In theory, if you focus your business growth strategy on market penetration you can offer your existing products to the current market. By leveraging competitive advantage, you stand a better chance of grabbing a larger chunk of market share. Usually, the bigger companies who can make changes to things such as pricing strategies or put out special offers more easily acquire market share.
Right now, online lenders like Quicken Loans, are using market penetration strategies in direct competition with the mortgage origination industry. They are stealing your business away. You have to diversify so you aren’t affected by this type of market disruption.
The Ansoff Matrix
In the 1950s, Igor Ansoff was a mathematician and economist working for the aerospace company Lockheed. He developed the “Ansoff Matrix” to help decisionmakers visualize existing and new markets for a quick comparison with existing and new products. It’s a tool used by Fortune 500 companies to achieve growth. However, even independent brokers like you can use it as a helpful tool to consider market development and diversification.
Before allowing competition to eat away at your customer base, you have to be ready to develop a diversification strategy. By focusing on business growth with new offerings, you can reach new markets. Ansoff’s horizontal diversification tactic helps avoid the need for massive investments both time-wise and financially. Ansoff’s tactic introduces new products unrelated to your core products for existing markets.
To achieve long-term growth, introducing new products into existing markets is highly effective if you leverage existing expertise.
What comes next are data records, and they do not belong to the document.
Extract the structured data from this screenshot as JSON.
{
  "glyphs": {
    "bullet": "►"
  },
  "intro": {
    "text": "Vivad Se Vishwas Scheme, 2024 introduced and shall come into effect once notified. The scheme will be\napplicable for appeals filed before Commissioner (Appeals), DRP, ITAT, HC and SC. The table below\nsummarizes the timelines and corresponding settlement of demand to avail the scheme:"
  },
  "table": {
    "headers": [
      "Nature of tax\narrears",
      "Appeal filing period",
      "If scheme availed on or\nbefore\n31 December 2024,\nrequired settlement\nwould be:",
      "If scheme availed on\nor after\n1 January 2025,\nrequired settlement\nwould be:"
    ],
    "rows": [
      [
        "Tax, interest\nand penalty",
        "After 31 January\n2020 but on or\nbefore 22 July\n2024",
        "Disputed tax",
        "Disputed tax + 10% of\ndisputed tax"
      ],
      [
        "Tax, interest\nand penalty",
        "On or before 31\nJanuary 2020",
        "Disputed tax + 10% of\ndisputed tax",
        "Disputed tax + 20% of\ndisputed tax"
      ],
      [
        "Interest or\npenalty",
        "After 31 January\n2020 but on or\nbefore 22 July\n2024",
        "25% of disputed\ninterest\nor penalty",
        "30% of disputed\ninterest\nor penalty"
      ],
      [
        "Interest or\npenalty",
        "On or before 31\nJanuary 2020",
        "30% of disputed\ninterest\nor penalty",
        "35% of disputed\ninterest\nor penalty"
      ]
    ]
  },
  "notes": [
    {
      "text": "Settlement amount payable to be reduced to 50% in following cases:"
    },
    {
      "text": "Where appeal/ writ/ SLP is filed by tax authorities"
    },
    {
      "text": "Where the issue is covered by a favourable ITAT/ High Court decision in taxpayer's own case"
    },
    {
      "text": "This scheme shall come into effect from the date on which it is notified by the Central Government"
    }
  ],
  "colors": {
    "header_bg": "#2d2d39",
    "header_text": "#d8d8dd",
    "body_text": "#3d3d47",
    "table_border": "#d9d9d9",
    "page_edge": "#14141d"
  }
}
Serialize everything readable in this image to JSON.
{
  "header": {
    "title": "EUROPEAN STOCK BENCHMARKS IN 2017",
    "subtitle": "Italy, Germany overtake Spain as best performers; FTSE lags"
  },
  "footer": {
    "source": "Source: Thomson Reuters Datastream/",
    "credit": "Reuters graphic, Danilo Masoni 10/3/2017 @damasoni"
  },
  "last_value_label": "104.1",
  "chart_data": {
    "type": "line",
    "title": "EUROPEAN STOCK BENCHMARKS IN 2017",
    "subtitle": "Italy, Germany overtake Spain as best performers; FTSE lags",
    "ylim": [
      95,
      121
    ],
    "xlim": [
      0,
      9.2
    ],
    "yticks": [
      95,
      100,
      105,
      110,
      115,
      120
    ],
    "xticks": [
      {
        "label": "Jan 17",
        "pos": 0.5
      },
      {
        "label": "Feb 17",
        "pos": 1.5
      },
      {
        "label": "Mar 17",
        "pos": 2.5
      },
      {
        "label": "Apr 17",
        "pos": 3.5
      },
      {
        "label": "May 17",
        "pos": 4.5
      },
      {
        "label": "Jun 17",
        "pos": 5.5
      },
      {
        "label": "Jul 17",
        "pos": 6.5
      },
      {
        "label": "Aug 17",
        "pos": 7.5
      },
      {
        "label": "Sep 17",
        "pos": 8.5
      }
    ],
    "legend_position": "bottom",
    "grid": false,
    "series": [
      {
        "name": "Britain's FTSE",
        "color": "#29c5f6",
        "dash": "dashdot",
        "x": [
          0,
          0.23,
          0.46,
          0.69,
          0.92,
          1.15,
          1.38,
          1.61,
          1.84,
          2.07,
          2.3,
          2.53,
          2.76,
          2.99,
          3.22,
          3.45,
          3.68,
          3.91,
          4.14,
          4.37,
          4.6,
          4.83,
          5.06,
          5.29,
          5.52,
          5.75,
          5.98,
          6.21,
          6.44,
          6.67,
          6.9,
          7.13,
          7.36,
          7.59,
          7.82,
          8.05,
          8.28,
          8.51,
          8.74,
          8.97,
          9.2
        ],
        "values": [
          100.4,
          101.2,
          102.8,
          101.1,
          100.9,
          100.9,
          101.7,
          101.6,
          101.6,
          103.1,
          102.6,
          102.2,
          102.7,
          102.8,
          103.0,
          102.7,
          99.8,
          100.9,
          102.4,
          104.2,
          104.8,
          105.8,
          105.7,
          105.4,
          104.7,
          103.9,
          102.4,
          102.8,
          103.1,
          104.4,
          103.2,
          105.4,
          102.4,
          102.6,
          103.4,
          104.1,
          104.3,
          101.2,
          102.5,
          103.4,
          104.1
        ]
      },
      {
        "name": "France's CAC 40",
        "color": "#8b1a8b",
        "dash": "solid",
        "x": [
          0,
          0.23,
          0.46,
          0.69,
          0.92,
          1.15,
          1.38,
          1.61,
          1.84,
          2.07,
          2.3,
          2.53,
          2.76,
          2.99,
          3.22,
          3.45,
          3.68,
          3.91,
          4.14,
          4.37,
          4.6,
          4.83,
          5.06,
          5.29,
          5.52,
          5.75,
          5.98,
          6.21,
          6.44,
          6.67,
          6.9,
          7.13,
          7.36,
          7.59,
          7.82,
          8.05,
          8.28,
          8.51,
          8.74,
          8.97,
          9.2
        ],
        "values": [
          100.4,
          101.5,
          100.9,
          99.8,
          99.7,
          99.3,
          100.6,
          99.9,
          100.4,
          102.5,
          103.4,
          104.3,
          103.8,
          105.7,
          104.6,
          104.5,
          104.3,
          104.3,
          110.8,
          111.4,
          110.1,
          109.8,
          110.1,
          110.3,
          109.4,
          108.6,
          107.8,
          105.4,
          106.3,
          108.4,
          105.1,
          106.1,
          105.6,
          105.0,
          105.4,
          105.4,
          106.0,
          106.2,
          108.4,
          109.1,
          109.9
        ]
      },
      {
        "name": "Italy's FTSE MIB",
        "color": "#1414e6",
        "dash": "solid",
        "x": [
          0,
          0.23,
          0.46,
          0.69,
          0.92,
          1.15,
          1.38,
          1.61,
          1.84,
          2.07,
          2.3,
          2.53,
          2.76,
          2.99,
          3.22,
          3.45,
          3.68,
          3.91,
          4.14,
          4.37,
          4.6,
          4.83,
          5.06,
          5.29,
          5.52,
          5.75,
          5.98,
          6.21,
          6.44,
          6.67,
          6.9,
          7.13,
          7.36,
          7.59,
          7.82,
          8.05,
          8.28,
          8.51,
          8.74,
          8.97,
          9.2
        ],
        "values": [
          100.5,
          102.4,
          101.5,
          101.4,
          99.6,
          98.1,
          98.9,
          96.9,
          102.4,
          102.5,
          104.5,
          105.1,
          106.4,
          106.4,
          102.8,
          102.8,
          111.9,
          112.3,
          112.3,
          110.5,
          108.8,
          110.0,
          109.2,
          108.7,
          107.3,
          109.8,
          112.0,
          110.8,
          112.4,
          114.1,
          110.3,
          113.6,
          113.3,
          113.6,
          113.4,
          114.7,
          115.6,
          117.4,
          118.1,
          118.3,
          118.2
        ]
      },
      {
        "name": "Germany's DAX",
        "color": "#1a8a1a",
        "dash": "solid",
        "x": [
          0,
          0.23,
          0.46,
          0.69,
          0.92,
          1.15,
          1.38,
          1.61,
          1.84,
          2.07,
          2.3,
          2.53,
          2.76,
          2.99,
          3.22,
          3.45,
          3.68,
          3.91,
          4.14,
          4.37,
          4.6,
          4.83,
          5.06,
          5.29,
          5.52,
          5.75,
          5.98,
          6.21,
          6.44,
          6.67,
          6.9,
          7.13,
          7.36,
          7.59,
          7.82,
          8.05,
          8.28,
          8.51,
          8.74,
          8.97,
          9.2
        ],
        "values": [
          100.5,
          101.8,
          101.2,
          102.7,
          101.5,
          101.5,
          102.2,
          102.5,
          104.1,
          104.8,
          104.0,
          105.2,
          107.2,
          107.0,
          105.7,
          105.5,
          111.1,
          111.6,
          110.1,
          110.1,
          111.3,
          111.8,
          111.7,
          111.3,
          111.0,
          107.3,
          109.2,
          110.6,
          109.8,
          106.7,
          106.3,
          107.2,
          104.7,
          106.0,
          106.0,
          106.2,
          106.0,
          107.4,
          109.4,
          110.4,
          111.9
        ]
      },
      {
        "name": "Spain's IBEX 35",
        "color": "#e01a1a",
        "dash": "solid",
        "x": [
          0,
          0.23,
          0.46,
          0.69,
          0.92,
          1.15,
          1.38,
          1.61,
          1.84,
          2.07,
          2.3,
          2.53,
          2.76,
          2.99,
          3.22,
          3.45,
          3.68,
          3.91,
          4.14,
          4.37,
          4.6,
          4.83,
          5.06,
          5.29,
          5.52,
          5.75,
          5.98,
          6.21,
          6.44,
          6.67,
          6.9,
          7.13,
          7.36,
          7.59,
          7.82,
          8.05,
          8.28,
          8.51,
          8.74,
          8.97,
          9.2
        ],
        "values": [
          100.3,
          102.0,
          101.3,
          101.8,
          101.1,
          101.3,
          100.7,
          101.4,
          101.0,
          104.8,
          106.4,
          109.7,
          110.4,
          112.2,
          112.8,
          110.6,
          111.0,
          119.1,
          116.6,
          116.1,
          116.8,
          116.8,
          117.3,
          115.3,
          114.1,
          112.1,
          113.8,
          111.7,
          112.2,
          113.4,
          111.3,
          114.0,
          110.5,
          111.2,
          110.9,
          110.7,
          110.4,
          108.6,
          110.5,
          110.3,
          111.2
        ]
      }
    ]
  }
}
You shorten your learning curve but increase the odds of success by reaping the rewards more quickly.
To horizontally diversify your services simply offer similar products to existing markets. So, you basically offer other types of mortgages targeted at the same properties. You can narrow your focus to segments not targeted by larger competitors. Realistically you won’t be able to compete against their ability to reduce fees and lower rates. Instead, look for opportunities such as real estate investors who might have difficulty qualifying for traditional bank loans. This way you reduce competition from major banks that avoid certain types of customers. You can also justify higher fees when your service becomes more specialized.
Service the Untapped Markets
Looking at multifamily, mixed-use and small commercial properties as well as combined mortgages for residential one to four unit investment properties for investors is an example of where to start. Often investors do not qualify for traditional financing with banks. You can tap into these markets and offer products that suit their unique needs. Investors are more likely to provide repeat business as opposed to home loan customers who average a new mortgage every five years.
You can leverage your knowledge and current offerings to create similar products to diversify your offerings. This will help protect you from market disruptions caused by growing online competitors.